Using ESR compensation LDO
equivalent series resistance (ESR) is a common characteristic of every capacitor. The capacitor can be represented as a series connection between a resistor and a capacitor. The ESR of the output capacitor creates a zero in the loop gain, which can be used to reduce negative phase shift. The frequency value at which the zero occurs is directly related to the ESR and the output capacitor value: Fzero = 1/(2π×Cout×ESR). Using the example in the previous section, we assume that the output capacitor value Cout = 10uF and the ESR of the output capacitor = 1Ω. Then the zero occurs at 16kHz.

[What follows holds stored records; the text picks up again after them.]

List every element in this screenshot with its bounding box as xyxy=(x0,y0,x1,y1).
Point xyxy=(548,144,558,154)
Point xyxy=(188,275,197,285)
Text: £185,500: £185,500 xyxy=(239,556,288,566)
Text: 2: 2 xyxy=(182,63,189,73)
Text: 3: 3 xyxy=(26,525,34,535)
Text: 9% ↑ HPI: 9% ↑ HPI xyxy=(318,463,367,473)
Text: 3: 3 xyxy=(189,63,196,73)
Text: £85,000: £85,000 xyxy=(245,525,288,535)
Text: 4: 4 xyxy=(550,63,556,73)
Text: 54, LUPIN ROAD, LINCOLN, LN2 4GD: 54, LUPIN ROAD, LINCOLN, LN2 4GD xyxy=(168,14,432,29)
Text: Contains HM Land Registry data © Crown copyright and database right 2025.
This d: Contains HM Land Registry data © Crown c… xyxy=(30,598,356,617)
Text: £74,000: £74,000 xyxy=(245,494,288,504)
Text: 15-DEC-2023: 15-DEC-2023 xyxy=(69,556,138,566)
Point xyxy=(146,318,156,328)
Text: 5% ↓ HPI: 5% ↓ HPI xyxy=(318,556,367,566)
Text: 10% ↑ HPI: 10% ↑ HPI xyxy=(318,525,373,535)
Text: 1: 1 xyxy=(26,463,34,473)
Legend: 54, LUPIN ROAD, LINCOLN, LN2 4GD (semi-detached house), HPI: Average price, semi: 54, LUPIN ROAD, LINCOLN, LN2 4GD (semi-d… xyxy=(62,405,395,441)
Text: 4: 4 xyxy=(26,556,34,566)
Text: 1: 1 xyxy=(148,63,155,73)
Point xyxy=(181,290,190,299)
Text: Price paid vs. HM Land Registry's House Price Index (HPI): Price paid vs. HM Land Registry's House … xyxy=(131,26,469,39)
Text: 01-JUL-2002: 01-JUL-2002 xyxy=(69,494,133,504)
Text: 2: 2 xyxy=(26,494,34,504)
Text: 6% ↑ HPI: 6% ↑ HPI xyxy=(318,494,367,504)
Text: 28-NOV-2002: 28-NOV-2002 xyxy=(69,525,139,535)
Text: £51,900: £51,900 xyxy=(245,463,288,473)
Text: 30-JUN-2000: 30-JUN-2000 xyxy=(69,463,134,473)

How to add this zero to make an unstable system stable:

The bandwidth of the loop is increased so the 0dB intersection frequency moves from 30kHz to 100kHz. The zero adds a total of +81° phase shift to 100kHz. That is, the negative phase shift caused by PL and P1 is reduced. Because the pole Ppwr is at 500kHz, it only adds -11° phase shift at 100kHz. Accumulating all zeros and poles, the total phase shift at 0dB is now -110°. That is, there is a +70° phase margin, and the system is very stable. This also explains that the output capacitor with the correct ESR value can generate a zero point to stabilize the LDO system.